LLMs
Trustworthy LLMs and VLMs
Overview
Large language and vision-language models are deployed in settings where biased, inconsistent, or manipulated behavior can affect users, yet their internals are often unavailable or hard to inspect. We develop methods that expose and characterize such hidden failures, treating trustworthiness as a property that must be tested for rather than assumed — and connecting each testing method to a concrete path for mitigation or defense.
A recurring theme in our work is that trustworthiness must account for a model’s reasoning process, not only its final answer.
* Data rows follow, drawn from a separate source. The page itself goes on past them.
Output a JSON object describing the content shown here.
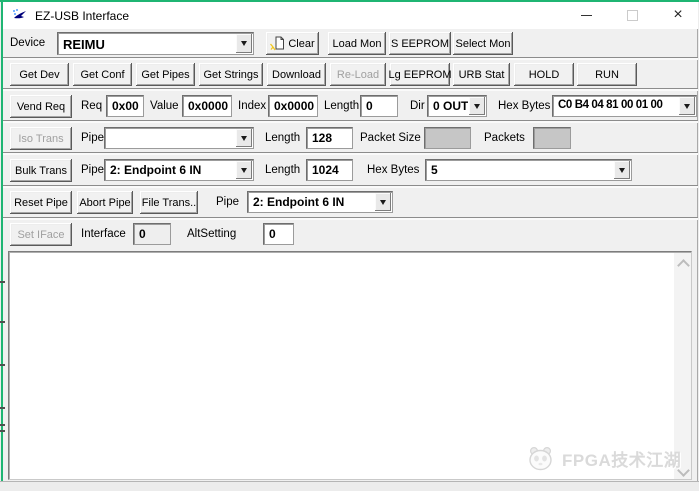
{
  "window": {
    "title": "EZ-USB Interface"
  },
  "colors": {
    "accent_green": "#1fb573",
    "dialog_bg": "#f0f0f0",
    "disabled_text": "#a0a0a0",
    "disabled_field_bg": "#c6c6c6"
  },
  "device_row": {
    "label": "Device",
    "device_value": "REIMU",
    "clear_button": "Clear",
    "load_mon_button": "Load Mon",
    "s_eeprom_button": "S EEPROM",
    "select_mon_button": "Select Mon"
  },
  "action_row": {
    "buttons": [
      "Get Dev",
      "Get Conf",
      "Get Pipes",
      "Get Strings",
      "Download",
      "Re-Load",
      "Lg EEPROM",
      "URB Stat",
      "HOLD",
      "RUN"
    ],
    "disabled_buttons": [
      "Re-Load"
    ]
  },
  "vend_req_row": {
    "button": "Vend Req",
    "req_label": "Req",
    "req_value": "0x00",
    "value_label": "Value",
    "value_value": "0x0000",
    "index_label": "Index",
    "index_value": "0x0000",
    "length_label": "Length",
    "length_value": "0",
    "dir_label": "Dir",
    "dir_value": "0 OUT",
    "hex_bytes_label": "Hex Bytes",
    "hex_bytes_value": "C0 B4 04 81 00 01 00"
  },
  "iso_trans_row": {
    "button": "Iso Trans",
    "pipe_label": "Pipe",
    "pipe_value": "",
    "length_label": "Length",
    "length_value": "128",
    "packet_size_label": "Packet Size",
    "packet_size_value": "",
    "packets_label": "Packets",
    "packets_value": ""
  },
  "bulk_trans_row": {
    "button": "Bulk Trans",
    "pipe_label": "Pipe",
    "pipe_value": "2: Endpoint 6 IN",
    "length_label": "Length",
    "length_value": "1024",
    "hex_bytes_label": "Hex Bytes",
    "hex_bytes_value": "5"
  },
  "pipe_row": {
    "reset_button": "Reset Pipe",
    "abort_button": "Abort Pipe",
    "file_trans_button": "File Trans..",
    "pipe_label": "Pipe",
    "pipe_value": "2: Endpoint 6 IN"
  },
  "iface_row": {
    "button": "Set IFace",
    "interface_label": "Interface",
    "interface_value": "0",
    "altsetting_label": "AltSetting",
    "altsetting_value": "0"
  },
  "output_area": {
    "content": ""
  },
  "watermark": {
    "text": "FPGA技术江湖"
  }
}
Attacks and guardrails that operate on outputs alone tend to leave reasoning traces that are inconsistent or easy to flag, but as models increasingly expose their chain-of-thought, the reasoning itself becomes both a new attack surface and a new opportunity for defense. We study how bias and backdoor threats propagate through model behavior, how to characterize them with principled signals, and how to build safeguards that hold up against adaptive adversaries.
LLM Reasoning and Planning
Overview
Large language models can appear to reason, yet generation is autoregressive: each token is chosen from the immediate context, one step at a time. This local view is powerful, but it explains familiar failure modes, such as reasoning that drifts, contradicts itself, takes redundant detours, or commits early to a path that later proves wrong. We study how to make model reasoning globally coherent, efficient, and trustworthy by helping a model decide where it is going before it takes the next step.